Просто старинный дореволюционный стиль слишком сложен для восприятия современного человека, а если я начну бекать, мекать и сбиваться на каждом слове, это вызовет справедливые подозрения. Как это так – дворянин и царский посланец, а читать не умеет? Можно, конечно, попросить Карину озвучить текст, но замысловатые и перегруженные обороты столь непросто понять и на слух, поэтому решил снова схитрить и заодно поразвлечься живым общением.
– Прошу прощения, господа, – для верности сощурился и потер переносицу. – Несмотря на возраст, слабоват глазами стал – все учебники да заклинания, будь они неладны. Тут вроде как заявителем некий Прохор значится. А пригласите-ка его сюда – для очного допроса.
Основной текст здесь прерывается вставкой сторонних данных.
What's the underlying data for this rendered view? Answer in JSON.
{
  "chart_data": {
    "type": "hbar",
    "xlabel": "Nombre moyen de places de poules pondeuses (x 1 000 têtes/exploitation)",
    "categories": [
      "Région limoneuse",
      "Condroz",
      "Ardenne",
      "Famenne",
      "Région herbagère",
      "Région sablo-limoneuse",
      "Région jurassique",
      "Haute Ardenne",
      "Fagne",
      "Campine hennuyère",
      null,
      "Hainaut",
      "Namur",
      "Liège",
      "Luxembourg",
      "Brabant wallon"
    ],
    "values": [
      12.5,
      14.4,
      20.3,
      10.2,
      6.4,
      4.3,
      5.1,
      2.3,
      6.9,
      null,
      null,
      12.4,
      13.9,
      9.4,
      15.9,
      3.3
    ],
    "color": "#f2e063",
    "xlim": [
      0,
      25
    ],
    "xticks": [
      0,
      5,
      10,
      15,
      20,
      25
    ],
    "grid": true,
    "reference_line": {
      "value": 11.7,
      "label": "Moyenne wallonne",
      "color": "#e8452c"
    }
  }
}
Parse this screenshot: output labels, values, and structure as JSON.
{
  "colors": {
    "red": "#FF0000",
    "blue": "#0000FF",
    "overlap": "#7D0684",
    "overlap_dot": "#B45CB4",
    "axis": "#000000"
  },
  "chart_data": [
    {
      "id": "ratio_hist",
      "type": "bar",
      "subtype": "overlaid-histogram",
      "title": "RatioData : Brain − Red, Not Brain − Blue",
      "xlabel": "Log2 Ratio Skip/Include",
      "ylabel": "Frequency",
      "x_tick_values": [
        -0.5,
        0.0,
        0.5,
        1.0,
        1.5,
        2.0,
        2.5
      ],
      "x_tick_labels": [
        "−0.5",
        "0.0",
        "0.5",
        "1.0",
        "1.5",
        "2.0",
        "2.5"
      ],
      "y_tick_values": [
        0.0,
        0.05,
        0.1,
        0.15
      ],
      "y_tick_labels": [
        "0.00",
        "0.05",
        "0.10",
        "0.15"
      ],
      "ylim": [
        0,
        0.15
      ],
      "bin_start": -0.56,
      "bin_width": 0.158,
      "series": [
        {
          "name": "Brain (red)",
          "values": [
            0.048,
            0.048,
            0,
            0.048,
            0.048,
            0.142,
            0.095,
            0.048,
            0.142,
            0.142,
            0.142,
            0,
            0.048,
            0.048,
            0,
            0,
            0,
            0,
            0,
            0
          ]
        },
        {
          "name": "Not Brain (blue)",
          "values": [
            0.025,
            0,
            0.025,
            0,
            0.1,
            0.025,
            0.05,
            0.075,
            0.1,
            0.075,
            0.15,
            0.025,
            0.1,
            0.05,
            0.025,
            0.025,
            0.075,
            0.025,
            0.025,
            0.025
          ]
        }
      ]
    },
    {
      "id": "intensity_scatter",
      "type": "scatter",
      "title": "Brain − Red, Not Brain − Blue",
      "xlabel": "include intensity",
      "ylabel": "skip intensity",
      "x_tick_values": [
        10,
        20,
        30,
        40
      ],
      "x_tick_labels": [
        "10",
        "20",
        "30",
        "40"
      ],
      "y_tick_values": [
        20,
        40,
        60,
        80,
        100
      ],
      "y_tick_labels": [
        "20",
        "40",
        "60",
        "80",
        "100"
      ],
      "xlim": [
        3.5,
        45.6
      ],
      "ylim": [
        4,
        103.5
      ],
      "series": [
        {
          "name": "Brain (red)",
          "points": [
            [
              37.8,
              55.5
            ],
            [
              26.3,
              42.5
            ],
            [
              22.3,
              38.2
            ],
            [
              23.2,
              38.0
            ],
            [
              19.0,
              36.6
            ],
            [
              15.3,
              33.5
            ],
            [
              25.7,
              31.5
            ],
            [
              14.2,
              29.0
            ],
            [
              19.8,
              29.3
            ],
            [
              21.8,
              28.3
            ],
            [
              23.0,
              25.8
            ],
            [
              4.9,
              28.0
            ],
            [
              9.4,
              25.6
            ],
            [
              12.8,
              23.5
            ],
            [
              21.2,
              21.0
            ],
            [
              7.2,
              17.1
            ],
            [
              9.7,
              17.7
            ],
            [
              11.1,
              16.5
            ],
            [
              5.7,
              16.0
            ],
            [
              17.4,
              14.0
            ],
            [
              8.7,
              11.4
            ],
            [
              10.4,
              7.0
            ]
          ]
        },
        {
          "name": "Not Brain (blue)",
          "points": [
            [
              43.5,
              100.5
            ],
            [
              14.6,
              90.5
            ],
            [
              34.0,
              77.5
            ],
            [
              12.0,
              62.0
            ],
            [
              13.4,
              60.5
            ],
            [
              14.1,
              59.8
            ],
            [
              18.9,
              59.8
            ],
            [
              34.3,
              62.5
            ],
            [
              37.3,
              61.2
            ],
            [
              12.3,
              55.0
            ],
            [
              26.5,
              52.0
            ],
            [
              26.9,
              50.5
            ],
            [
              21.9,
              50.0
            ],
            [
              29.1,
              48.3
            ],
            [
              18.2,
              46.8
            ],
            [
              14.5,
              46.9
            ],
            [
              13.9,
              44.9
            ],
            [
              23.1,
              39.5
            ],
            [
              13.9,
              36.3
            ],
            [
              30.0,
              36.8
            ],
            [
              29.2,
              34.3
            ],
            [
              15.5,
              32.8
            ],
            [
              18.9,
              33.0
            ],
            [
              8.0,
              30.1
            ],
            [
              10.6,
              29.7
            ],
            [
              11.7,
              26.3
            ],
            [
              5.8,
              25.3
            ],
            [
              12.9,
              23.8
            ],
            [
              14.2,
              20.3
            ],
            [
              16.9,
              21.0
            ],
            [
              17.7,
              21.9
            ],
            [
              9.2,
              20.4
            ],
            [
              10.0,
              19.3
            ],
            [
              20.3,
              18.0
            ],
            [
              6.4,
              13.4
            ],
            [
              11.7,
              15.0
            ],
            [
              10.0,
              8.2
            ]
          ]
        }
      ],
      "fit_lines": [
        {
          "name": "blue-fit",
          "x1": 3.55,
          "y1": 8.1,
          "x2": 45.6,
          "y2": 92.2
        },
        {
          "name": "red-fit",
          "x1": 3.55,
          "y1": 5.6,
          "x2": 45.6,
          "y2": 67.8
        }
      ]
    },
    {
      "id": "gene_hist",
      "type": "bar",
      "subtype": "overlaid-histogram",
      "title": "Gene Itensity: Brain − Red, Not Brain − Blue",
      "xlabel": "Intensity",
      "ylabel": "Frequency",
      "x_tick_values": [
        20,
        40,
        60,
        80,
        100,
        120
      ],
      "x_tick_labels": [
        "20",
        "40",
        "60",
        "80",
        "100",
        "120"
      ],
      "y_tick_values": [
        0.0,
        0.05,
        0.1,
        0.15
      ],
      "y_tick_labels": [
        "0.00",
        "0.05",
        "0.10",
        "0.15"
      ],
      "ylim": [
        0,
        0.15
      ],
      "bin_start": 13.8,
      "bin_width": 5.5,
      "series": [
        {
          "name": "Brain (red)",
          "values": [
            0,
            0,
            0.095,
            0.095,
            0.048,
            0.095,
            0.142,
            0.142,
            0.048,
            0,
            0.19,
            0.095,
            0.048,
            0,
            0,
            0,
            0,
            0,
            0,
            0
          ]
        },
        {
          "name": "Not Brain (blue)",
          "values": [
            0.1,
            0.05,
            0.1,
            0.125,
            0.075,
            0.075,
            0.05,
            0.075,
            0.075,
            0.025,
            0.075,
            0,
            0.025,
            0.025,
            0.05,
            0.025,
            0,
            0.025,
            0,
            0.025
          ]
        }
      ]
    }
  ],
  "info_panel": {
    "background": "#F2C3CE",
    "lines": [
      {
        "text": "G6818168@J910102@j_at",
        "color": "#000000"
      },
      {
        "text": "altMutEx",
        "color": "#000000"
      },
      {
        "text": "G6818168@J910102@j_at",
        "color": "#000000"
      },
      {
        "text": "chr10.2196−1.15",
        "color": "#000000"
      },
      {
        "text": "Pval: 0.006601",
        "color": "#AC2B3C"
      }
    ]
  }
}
Долго искать истца не пришлось – любопытство побороло страх, и холопы мало-помалу собрались гурьбой неподалеку от входа. Минуту спустя перед судом предстал тщедушный мужичок – грязный и потрепанный даже по меркам крестьян, и явно любящий залить за воротник. Даже сейчас он слегка пошатывался, а винный дух мигом разлился по комнате.
– Пили, уважаемый? – спросил я.
– Пил, ваша светлость! – мужик отвесил поклон в пояс. – Виноват – каюсь! Страшно было – вот и пригубил для храбрости. Но чуть-чуть – всего-то наперсток.
«Наперсток» пах как добрый литр, и я решил поскорее покончить с проблемами смерда.
– Рассказывайте, что у вас случилось.
– У меня? – Прохор хлопнул ладонью в грудь. – А что у меня случилось?
– Челобитную вы писали? – повернул к нему лист, будто пьяница мог разобрать хоть букву. На его грамотность особенно ярко намекал корявый крестик вместо подписи.
– А? – мужичок то и дело косился на Карину, и алкогольная храбрость все быстрее уступала место страху. Хозяин при том не ругался и не подгонял холопа, что показалось мне странным – терпеть такое поведение, да еще и при важных гостях, значит не уважать ни себя, ни гостей.
– Жалобы есть? – спросил тоном уставшего терапевта.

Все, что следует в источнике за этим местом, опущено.